0

I am getting an error running a program in my docker container, that makes requests to third party apis. The error is 'getaddrinfo EAI_AGAIN'. From my research of existing questions, it appears that this is probably due to some sort of DNS resolution error

What's the cause of the error 'getaddrinfo EAI_AGAIN'?

For more context, I am running a docker container in a google cloud compute engine vm (container optimized os). The entrypoint to the docker image is starting a cronjob that runs the program once, every day, at noon. By the time that noon rolls around the next day, looking in the logs, I see nearly all of the requests timing out with the EAI_AGAIN error, and I am not able to ssh into my compute engine vm at all (it hangs).

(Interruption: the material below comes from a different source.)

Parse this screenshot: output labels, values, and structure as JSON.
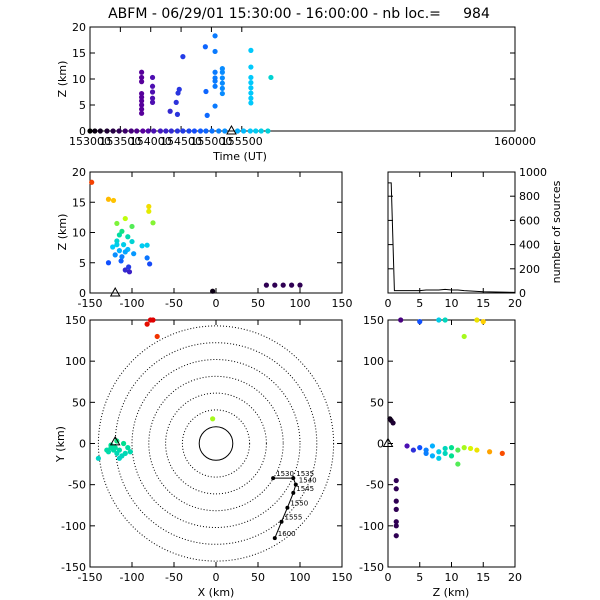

My prevailing theory now is that there is some sort of network change that takes place between when the container is started to when the cronjob runs, causing DNS resolution failures, but I'm not sure if this is correct and my knowledge of docker networking is limited, and also if its related to crontab or even google compute engine. If anyone has any more info please share. I am trying to figure out how I can fix this problem and either prevent these network issues or which code to run to fix them when they happen automatically.

Davis Owen
  • 57
  • 1
  • 9
  • The item that you cannot ssh into the instance indicates either high CPU usage or thrashing because of no free disk space. The system's log files should tell you what is going wrong. – John Hanley May 18 '23 at 22:28
  • @JohnHanley Certainly possible because I am using a e2-micro instance, but with 50GB of disk space. However, I checked the logs by looking in the logging section of the google cloud console and theres no logs showing any errors or warnings or anything at all when I was unable to ssh in. Based on the logs from my script, it is trying to do dns lookup for a lot of consecutive (synchronous) api calls and each of them is timing out, so not sure if that would be using up all the e2-micro's resources or not – Davis Owen May 18 '23 at 22:52
  • You need to review the system's logs. That is where the problems will be recorded if the instance is stable enough to do so. – John Hanley May 19 '23 at 01:31
  • I was checking what appears to be the audit logs to no avail https://cloud.google.com/compute/docs/logging/audit-logging – Davis Owen May 19 '23 at 16:23
  • You need to review the logs within the VM instance. If your VM is thrashing or hanging, the system might not be able to send logs to Cloud Logging. – John Hanley May 19 '23 at 16:25
  • I'm looking at journalctl now at the advice of this post https://stackoverflow.com/questions/56910528/container-optimized-os-syslog-location I see a lot of sshd attempts from unauthorized users to connect (probably expected), then at a certain point, `eth0: could not set dhcpv4 route: connection timed out`, `beginning MaxStartups throttling`, then a lot of 'network unreachable' errors from device_policy_manager, OSConfigAgent network error, and dockerd rpc error `transport is closing`. So lots of network errors starting for some reason – Davis Owen May 19 '23 at 16:45
  • The VM's network is failing. That is often caused by either 100% CPU or no free memory. What size instance are you running? Most likely you must choose a larger instance size. – John Hanley May 19 '23 at 16:57
  • e2-micro. I can try upgrading to e2-small or medium. Thanks – Davis Owen May 19 '23 at 17:19

1 Answers1

0

This was simply a byproduct of my Google Compute Engine VM's network failing, which was due to inadequate resources (CPU or memory). Increasing the instances size from e2-micro to e2-small did the trick

Davis Owen
  • 57
  • 1
  • 9